A quarter of people in the UK are dealing with money problems so bad they affect their ability to do their job
A new survey of more than 1,800 UK employees, by the CIPD (Chartered Institute of Personnel and Development), found the number reporting problems rises to nearly a third (31%) among 18-24 year-olds and those living in London (32%).
It’s not just those in low paying jobs affected, with one in five of employees earning £45,000 to £59,999 saying financial anxiety has impacted their ability to do their job.
The report also reveals women are more likely than men to report money worries are affecting their work, with nearly three in ten (28%) women reporting the problem, compared to less than one in four (23%) men.
Charles Cotton, reward and performance adviser at the CIPD, said: “This report shines a light on how financial well-being can impact not just employee health, but also workplace productivity.

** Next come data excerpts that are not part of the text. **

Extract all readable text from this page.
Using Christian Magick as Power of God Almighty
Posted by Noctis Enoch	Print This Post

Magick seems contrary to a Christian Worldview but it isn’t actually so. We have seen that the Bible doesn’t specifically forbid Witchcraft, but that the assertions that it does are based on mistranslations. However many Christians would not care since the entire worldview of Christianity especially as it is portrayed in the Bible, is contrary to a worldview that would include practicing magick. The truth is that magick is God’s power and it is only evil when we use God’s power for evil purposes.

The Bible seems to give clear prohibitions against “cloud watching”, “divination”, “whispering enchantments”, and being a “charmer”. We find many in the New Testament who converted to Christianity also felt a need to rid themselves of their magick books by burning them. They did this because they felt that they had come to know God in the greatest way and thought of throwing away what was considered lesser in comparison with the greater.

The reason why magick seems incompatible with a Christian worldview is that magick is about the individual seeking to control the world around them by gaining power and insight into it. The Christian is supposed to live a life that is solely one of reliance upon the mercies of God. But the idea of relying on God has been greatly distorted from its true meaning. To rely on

“Money worries affect people regardless of their age, gender or level of pay, and with one in four admitting it negatively impacts their work, it’s clear that organisations should be focussing on financial well-being as part of their workplace agenda.
“This will become increasingly important over the next 18 months, as rising inflation is likely to lead to a pay squeeze and increased concerns about personal finances.”
Lack of sleep was noted as the most common explanation for how financial concerns impact upon people’s productivity with 19% of employees reporting this.
Workers in Wales are more likely to rate being able to comfortably pay off existing debts as an important aspect of their financial well-being (55%) than the UK as a whole (45%) while Londoners (60%) are more likely than the UK as a whole (38%) to value being able to save for the future.